To tackle these issues with precision and efficiency, deeper insight into the network is necessary to pinpoint issues and tackle them at the root. An effective network performance monitor will provide this valuable utilization data, providing IT professionals with a birds-eye view of all the systems and solutions critical to ongoing operations. Armed with this information, they can more accurately map out the entire IT infrastructure and identify which areas can be optimized and consolidated, and which should be left untouched.
Immunizing Healthcare IT for Future Challenges
As Asia’s healthcare sector continues to grow and change in response to the COVID-19 pandemic, IT teams should prepare for integrating more data, systems, and platforms into existing infrastructure.

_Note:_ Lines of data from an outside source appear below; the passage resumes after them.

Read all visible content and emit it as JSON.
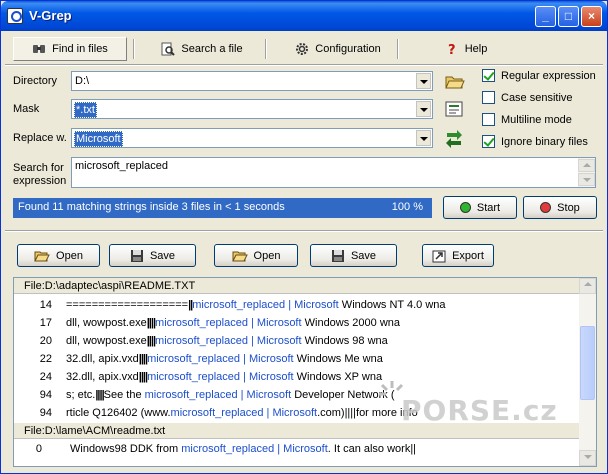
{
  "window": {
    "title": "V-Grep"
  },
  "tabs": [
    {
      "label": "Find in files",
      "icon": "binoculars-icon"
    },
    {
      "label": "Search a file",
      "icon": "magnifier-icon"
    },
    {
      "label": "Configuration",
      "icon": "gear-icon"
    },
    {
      "label": "Help",
      "icon": "question-icon"
    }
  ],
  "form": {
    "directory_label": "Directory",
    "directory_value": "D:\\",
    "mask_label": "Mask",
    "mask_value": "*.txt",
    "replace_label": "Replace w.",
    "replace_value": "Microsoft",
    "search_label_1": "Search for",
    "search_label_2": "expression",
    "search_value": "microsoft_replaced"
  },
  "options": [
    {
      "label": "Regular expression",
      "checked": true
    },
    {
      "label": "Case sensitive",
      "checked": false
    },
    {
      "label": "Multiline mode",
      "checked": false
    },
    {
      "label": "Ignore binary files",
      "checked": true
    }
  ],
  "status": {
    "message": "Found 11 matching strings inside 3 files in < 1 seconds",
    "progress_text": "100 %",
    "progress": 1.0
  },
  "actions": {
    "start": "Start",
    "stop": "Stop",
    "start_color": "#2fb52f",
    "stop_color": "#e23b3b"
  },
  "toolbar": {
    "open1": "Open",
    "save1": "Save",
    "open2": "Open",
    "save2": "Save",
    "export": "Export"
  },
  "results": {
    "files": [
      {
        "header": "File:D:\\adaptec\\aspi\\README.TXT",
        "rows": [
          {
            "line": "14",
            "pre": "===================",
            "bar": "||",
            "hit": "microsoft_replaced | Microsoft",
            "post": " Windows NT 4.0  wna"
          },
          {
            "line": "17",
            "pre": "dll, wowpost.exe",
            "bar": "||||",
            "hit": "microsoft_replaced | Microsoft",
            "post": " Windows 2000    wna"
          },
          {
            "line": "20",
            "pre": "dll, wowpost.exe",
            "bar": "||||",
            "hit": "microsoft_replaced | Microsoft",
            "post": " Windows 98     wna"
          },
          {
            "line": "22",
            "pre": "32.dll, apix.vxd",
            "bar": "||||",
            "hit": "microsoft_replaced | Microsoft",
            "post": " Windows Me      wna"
          },
          {
            "line": "24",
            "pre": "32.dll, apix.vxd",
            "bar": "||||",
            "hit": "microsoft_replaced | Microsoft",
            "post": " Windows XP      wna"
          },
          {
            "line": "94",
            "pre": "s;  etc.",
            "bar": "||||",
            "hit_pre": "See the ",
            "hit": "microsoft_replaced | Microsoft",
            "post": " Developer Network ("
          },
          {
            "line": "94",
            "pre": "rticle Q126402 (www.",
            "bar": "",
            "hit": "microsoft_replaced | Microsoft",
            "post": ".com)||||for more info"
          }
        ]
      },
      {
        "header": "File:D:\\lame\\ACM\\readme.txt",
        "rows": [
          {
            "line": "0",
            "pre": "Windows98 DDK from ",
            "bar": "",
            "hit": "microsoft_replaced | Microsoft",
            "post": ". It can also work||"
          }
        ]
      }
    ]
  },
  "watermark": "PORSE.cz"
}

Given the growing proliferation and sophistication of cybersecurity attacks, they also need to ensure seamless integration while mitigating security risks. To remain ahead, IT teams must waste no time and proactively work on consolidating their infrastructure, establishing backup processes, and protecting their databases. Only with a functioning IT system in place can healthcare workers effectively carry out their duties and save lives, making the IT department a key pillar in the future of the healthcare industry.